The plane plunged into the clouds, and that white veil suddenly parted as I reached the bright blue bay of Santa Marta, where my adventure would begin. After leaving the airport, my driver, Robinson, who knew exactly where to take me, stopped at the traditional market where I bought fresh fish and shellfish. Then we parked at a street stall to buy my favorite fruits. Papaya, zapotes (Pouteria sapota), lulos (Solanum quitoense), passion fruit, granadillas (Passiflora ligularis), mangoes, pitayas, and avocados.

We finally took the path up the mountain, and the landscape slowly changed. At first, we find the arid and dry hills near the sea covered with thorny bushes and cacti. Then the vegetation grew thicker and greener as we climbed the narrow road that wound up the steep hillside between forced curves.

After half an hour, we cross Minca, the only town on the way to Cerro Kennedy, the highest place that can be reached by car. When I visited Minca ten years ago, it had only a tiny church, a handful of houses, and a shop selling empanadas.

It is a vibrant place where hostels, restaurants, and businesses crowd the narrow vertical streets.
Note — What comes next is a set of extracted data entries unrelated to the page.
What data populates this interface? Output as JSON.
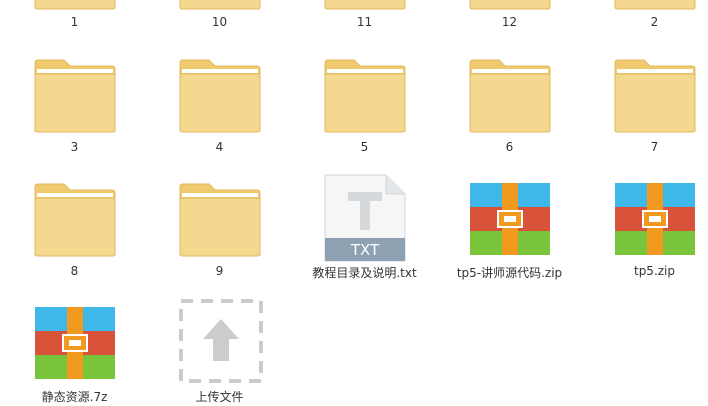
{
  "items": [
    {
      "label": "1",
      "type": "folder"
    },
    {
      "label": "10",
      "type": "folder"
    },
    {
      "label": "11",
      "type": "folder"
    },
    {
      "label": "12",
      "type": "folder"
    },
    {
      "label": "2",
      "type": "folder"
    },
    {
      "label": "3",
      "type": "folder"
    },
    {
      "label": "4",
      "type": "folder"
    },
    {
      "label": "5",
      "type": "folder"
    },
    {
      "label": "6",
      "type": "folder"
    },
    {
      "label": "7",
      "type": "folder"
    },
    {
      "label": "8",
      "type": "folder"
    },
    {
      "label": "9",
      "type": "folder"
    },
    {
      "label": "教程目录及说明.txt",
      "type": "txt",
      "badge": "TXT"
    },
    {
      "label": "tp5-讲师源代码.zip",
      "type": "archive"
    },
    {
      "label": "tp5.zip",
      "type": "archive"
    },
    {
      "label": "静态资源.7z",
      "type": "archive"
    },
    {
      "label": "上传文件",
      "type": "upload"
    }
  ],
  "colors": {
    "folder_body": "#f5d88f",
    "folder_back": "#f0ca6f",
    "folder_edge": "#e2b95c",
    "txt_band": "#8ea1b3",
    "archive_blue": "#3db8e8",
    "archive_red": "#d9533b",
    "archive_green": "#79c43a",
    "archive_orange": "#f19a1f",
    "upload_gray": "#cccccc"
  }
}
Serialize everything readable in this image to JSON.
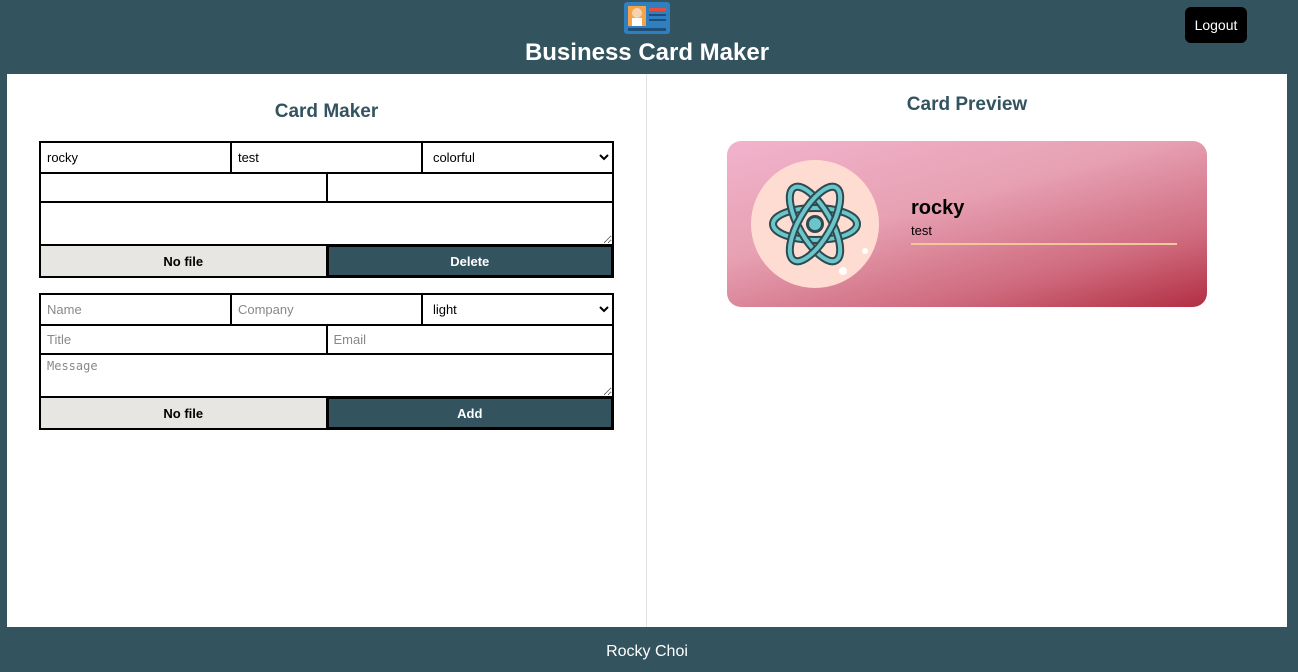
{
  "header": {
    "title": "Business Card Maker",
    "logout_label": "Logout"
  },
  "maker": {
    "title": "Card Maker",
    "cards": [
      {
        "name": "rocky",
        "company": "test",
        "theme": "colorful",
        "title": "",
        "email": "",
        "message": "",
        "file_label": "No file",
        "action_label": "Delete"
      }
    ],
    "add_form": {
      "name_placeholder": "Name",
      "company_placeholder": "Company",
      "theme": "light",
      "title_placeholder": "Title",
      "email_placeholder": "Email",
      "message_placeholder": "Message",
      "file_label": "No file",
      "action_label": "Add"
    }
  },
  "preview": {
    "title": "Card Preview",
    "card": {
      "name": "rocky",
      "company": "test",
      "theme": "colorful",
      "avatar_icon": "react-atom-icon"
    }
  },
  "footer": {
    "text": "Rocky Choi"
  },
  "colors": {
    "primary": "#33535f",
    "file_button": "#e8e6e3",
    "logout": "#000000"
  }
}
It is difficult to find a more heterogeneous place. I heard countless languages ​​ and saw visitors with large travel backpacks and colorful outfits walking the streets saturated with music and motorcycles. The aroma of spices and foods from different countries invited me to take a break.

We continue ascending between large and leafy trees and the impenetrable forests of guadua, a local variety of bamboo. Later came the coffee plantations that grew in the shade of different fruit trees and towering yarumo trees (Cecropia peltata). I could hear the parrots’ cacophony, the howler monkeys’ roar, and the sound of the water coming down from the mountains forming falls between the dark rocks.

These little streams cross over the road. There are so many of them that they don’t even have a name. The trees support the walls of the mountain with their roots and cross over the water, forming dark tunnels where sunlight barely reaches the ground. Plants and bushes with gigantic leaves entangle themselves among its cliffs, and the humidity allows fungi and mosses to grow among the fallen logs and dry leaves.

The landscape is impressive. The chains of hills are encircled in the evening mist, and the humidity of the ocean condenses, forming tenuous and light curtains crossed by small white clouds, which rise pushed by the breeze. It is a world in motion, in an endless dance. It rains, the sun shines, the rainbow appears, dark clouds and lightning shake the mountain, a storm breaks out, and the water runs uncontrollably. Then, the sun shines again, and the red, orange, and pink blushes stain the sky before losing the battle against the shadows.

I smell the damp earth, the song of the birds, and the deafening sound of the frogs and the cicadas. The water murmur continued to rain from the leaves of the trees, embracing me on that first night in the Sierra Nevada.